A vote in Hungary’s parliament to ratify Sweden’s accession to NATO was adjourned due to the absence of ruling party lawmakers, local media reported Monday.
The move was postponed after members of the ruling party, which has a two-thirds majority in parliament, did not attend the meeting, the Daily News Hungary reported.
Addressing the session, opposition lawmakers criticized ruling party members over their absence at the session, added the report.
Last week, Hungary said it would back Türkiye’s decision on Sweden’s bid to join NATO.
“If there is a shift (in Türkiye’s stance), then of course we will keep the promise that Hungary will not hold up any country in terms of membership,” Foreign Minister Peter Szijjarto told a news conference in Budapest.

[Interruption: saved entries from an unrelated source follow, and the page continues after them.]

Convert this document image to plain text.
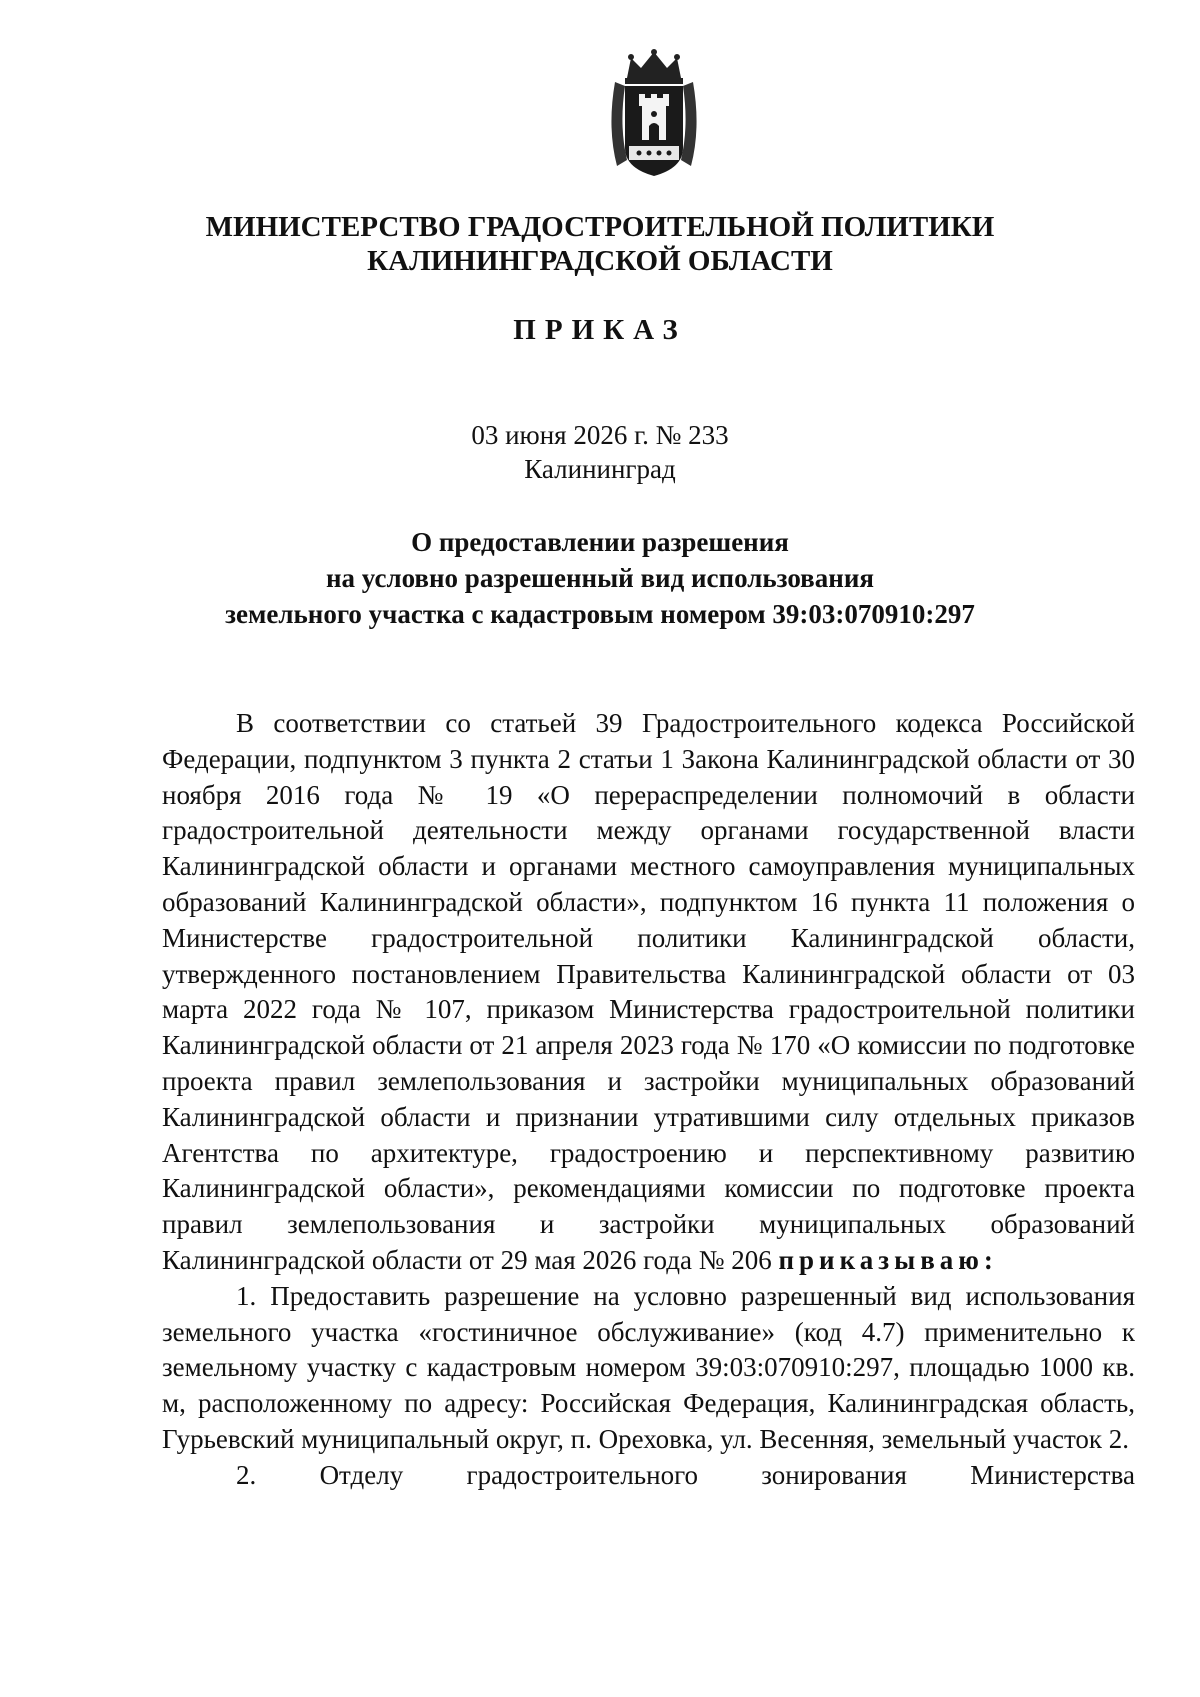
МИНИСТЕРСТВО ГРАДОСТРОИТЕЛЬНОЙ ПОЛИТИКИ
КАЛИНИНГРАДСКОЙ ОБЛАСТИ
ПРИКАЗ
03 июня 2026 г. № 233
Калининград
О предоставлении разрешения
на условно разрешенный вид использования
земельного участка с кадастровым номером 39:03:070910:297

В соответствии со статьей 39 Градостроительного кодекса Российской Федерации, подпунктом 3 пункта 2 статьи 1 Закона Калининградской области от 30 ноября 2016 года № 19 «О перераспределении полномочий в области градостроительной деятельности между органами государственной власти Калининградской области и органами местного самоуправления муниципальных образований Калининградской области», подпунктом 16 пункта 11 положения о Министерстве градостроительной политики Калининградской области, утвержденного постановлением Правительства Калининградской области от 03 марта 2022 года № 107, приказом Министерства градостроительной политики Калининградской области от 21 апреля 2023 года № 170 «О комиссии по подготовке проекта правил землепользования и застройки муниципальных образований Калининградской области и признании утратившими силу отдельных приказов Агентства по архитектуре, градостроению и перспективному развитию Калининградской области», рекомендациями комиссии по подготовке проекта правил землепользования и застройки муниципальных образований Калининградской области от 29 мая 2026 года № 206 приказываю:

1. Предоставить разрешение на условно разрешенный вид использования земельного участка «гостиничное обслуживание» (код 4.7) применительно к земельному участку с кадастровым номером 39:03:070910:297, площадью 1000 кв. м, расположенному по адресу: Российская Федерация, Калининградская область, Гурьевский муниципальный округ, п. Ореховка, ул. Весенняя, земельный участок 2.

2. Отделу градостроительного зонирования Министерства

Ahead of a NATO summit in July, Turkish President Recep Tayyip Erdogan agreed to forward to parliament Sweden’s bid to join NATO following a trilateral meeting with NATO Secretary-General Jens Stoltenberg and Swedish Prime Minister Ulf Kristersson in the Lithuanian capital Vilnius.
Finland and Sweden applied for NATO membership shortly after Russia launched its war on Ukraine in February 2022.
Although Turkiye approved Finland’s membership to NATO, it is waiting for Sweden to fulfill its commitments not to provide shelter to terrorists and supporters of terrorists and not to greenlight their actions.
Following Türkiye’s move, Szijjarto said his country’s ratification of Sweden’s NATO bid is now “only a technical question.”